First see the ads here and here. Well, I know what you are thinking: How difficult is it to do a suicide prevention ad? The answer: very. How come? Because to begin with, forgettable ads with corny scripting are a dime a dozen and they are as pinch-me-to-cry as anything. Embrace however (if I understand correctly these ads were in collaboration with Origin agency) managed to do the unthinkable: By resorting to real and tangible slices of life and relatable scenarios.
There's Abou Karim who obviously longs for Oum Karim who seems to be dead - he is a taxi driver who looks at lovebirds and feels extremely sad. The casting is superb truth be told.
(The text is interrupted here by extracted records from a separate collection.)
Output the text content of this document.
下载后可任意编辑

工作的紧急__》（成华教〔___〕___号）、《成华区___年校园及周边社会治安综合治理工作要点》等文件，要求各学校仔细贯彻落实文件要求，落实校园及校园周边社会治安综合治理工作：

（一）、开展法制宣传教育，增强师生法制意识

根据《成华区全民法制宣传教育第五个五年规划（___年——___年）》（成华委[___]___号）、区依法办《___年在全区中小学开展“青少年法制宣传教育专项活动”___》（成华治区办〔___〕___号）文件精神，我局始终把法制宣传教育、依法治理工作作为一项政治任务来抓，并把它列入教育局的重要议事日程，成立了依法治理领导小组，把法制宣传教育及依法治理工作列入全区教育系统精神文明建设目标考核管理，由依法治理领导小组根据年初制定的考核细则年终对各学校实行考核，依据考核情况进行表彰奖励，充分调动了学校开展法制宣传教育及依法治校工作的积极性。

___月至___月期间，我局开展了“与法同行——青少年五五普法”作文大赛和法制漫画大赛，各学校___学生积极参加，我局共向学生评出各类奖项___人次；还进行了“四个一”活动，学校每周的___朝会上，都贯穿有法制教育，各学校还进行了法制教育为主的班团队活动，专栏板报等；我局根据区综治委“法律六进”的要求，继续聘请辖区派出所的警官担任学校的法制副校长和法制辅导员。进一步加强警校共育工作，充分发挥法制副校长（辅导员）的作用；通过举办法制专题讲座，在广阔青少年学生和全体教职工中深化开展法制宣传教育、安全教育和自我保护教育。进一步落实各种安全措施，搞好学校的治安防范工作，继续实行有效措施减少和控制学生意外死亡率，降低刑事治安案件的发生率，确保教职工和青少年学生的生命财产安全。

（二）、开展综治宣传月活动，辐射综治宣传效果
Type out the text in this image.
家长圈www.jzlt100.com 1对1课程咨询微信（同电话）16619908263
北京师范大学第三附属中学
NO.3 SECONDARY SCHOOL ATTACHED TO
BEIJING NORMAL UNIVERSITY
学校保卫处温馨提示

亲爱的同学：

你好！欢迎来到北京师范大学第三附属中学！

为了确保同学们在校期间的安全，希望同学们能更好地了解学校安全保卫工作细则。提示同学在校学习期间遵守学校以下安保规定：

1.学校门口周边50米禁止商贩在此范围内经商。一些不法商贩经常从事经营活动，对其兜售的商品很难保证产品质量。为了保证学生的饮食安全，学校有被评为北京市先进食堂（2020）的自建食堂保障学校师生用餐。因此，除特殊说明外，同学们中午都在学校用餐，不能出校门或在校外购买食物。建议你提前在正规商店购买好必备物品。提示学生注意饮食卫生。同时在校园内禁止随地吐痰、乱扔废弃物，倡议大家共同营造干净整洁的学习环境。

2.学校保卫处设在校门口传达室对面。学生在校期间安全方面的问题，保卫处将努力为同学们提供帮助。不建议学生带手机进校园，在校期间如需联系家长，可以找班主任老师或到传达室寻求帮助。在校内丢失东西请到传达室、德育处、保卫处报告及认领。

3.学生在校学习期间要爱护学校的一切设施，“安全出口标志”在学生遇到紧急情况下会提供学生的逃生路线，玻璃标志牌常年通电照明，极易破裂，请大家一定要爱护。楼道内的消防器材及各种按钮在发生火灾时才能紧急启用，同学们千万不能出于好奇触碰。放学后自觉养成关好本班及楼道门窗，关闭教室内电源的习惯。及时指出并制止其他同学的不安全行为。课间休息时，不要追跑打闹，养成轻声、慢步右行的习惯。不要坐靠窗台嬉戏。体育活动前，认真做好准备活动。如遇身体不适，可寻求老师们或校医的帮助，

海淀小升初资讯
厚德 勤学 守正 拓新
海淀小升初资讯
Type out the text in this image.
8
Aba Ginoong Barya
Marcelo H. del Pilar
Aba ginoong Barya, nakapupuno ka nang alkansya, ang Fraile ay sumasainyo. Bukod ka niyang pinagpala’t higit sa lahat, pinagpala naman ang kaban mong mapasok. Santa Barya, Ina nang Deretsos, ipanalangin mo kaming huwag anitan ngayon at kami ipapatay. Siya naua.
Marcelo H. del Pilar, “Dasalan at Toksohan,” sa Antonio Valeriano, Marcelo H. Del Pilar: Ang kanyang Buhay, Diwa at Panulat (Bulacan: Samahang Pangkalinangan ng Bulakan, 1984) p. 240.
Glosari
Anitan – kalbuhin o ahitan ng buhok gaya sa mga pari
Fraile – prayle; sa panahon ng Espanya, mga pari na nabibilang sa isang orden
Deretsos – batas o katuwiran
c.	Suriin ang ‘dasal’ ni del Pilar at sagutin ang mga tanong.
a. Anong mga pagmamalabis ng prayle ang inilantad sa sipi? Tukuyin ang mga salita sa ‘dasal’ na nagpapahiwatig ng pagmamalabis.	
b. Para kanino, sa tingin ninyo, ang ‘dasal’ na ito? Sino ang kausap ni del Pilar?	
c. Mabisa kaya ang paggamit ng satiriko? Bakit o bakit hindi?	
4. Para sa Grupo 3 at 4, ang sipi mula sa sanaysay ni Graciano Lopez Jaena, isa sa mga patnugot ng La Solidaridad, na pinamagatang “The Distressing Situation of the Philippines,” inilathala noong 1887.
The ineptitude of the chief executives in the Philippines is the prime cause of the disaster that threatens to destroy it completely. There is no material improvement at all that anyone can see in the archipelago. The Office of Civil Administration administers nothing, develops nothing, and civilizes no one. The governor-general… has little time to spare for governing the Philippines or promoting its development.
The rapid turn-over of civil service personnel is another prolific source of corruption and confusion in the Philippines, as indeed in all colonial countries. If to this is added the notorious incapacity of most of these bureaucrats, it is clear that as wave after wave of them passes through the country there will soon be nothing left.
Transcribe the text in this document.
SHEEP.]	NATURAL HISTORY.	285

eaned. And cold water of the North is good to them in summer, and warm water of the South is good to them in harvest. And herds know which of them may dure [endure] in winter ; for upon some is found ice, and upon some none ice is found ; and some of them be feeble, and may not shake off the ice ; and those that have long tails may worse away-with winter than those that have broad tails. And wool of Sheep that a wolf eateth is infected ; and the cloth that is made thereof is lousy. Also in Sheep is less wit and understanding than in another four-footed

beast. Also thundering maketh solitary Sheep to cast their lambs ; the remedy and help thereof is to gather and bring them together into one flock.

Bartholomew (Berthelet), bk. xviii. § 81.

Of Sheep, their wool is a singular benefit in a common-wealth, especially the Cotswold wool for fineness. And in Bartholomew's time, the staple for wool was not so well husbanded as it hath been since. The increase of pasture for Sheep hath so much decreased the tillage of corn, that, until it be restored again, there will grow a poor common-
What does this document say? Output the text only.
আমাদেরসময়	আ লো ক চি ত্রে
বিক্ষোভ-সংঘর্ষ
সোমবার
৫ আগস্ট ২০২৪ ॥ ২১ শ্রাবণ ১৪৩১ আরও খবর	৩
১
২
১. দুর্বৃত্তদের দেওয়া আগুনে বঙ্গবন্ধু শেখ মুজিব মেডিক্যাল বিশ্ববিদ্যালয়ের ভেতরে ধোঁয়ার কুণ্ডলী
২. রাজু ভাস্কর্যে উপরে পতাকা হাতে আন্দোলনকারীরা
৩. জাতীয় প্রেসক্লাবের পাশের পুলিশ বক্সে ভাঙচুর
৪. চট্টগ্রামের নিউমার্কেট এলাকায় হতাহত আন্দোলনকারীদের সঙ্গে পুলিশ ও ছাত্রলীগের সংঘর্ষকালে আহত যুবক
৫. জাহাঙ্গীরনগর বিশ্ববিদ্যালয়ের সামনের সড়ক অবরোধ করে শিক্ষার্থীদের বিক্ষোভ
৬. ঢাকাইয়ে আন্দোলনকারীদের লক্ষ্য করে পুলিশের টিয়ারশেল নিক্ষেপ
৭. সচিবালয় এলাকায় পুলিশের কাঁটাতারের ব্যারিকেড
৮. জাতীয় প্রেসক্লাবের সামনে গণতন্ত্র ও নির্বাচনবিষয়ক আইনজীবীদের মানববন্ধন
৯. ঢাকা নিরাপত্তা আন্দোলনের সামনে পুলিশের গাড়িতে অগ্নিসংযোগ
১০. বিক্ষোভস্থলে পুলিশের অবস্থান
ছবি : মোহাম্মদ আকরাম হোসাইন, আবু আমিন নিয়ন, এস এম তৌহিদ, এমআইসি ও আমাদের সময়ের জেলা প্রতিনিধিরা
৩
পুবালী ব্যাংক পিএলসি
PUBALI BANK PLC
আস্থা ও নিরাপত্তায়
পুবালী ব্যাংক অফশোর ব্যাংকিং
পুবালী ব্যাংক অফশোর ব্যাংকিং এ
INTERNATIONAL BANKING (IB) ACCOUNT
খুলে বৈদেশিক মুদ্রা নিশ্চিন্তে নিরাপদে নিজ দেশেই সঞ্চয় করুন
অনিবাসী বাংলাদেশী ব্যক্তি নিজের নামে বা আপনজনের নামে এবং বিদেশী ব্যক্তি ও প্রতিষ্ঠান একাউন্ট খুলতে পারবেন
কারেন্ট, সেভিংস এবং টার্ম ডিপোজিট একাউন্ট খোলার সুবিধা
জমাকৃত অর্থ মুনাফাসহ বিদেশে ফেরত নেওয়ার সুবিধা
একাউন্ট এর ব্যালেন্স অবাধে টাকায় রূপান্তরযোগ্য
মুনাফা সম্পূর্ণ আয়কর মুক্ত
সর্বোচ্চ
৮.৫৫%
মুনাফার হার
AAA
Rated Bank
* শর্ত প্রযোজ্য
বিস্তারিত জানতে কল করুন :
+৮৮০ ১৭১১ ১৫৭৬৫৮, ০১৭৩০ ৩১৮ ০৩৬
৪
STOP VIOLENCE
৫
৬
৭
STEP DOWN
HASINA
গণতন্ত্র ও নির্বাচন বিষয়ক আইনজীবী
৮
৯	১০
There is another story about Feryal - a couturiere and what appears to be a single mother for a small girl, also overwhelmed by the million things she needs to do daily to make ends meet. Can one ever go wrong by getting the one and only Christine Choueiri to be Feryal? She plays the character with minimal acting which makes the whole thing much more believable. OK, to call a spade a spade, Abou Karim, at his age is a bit less credible that he would call the suicide prevention line (by that I mean the number could have been included differently in the ad), it seemed a small dissonance in an otherwise very believable two ads.
So there you go, ads can still be credible - and the topic, for a population carrying cumulative and generational traumas is only too serious and needed to be talked about.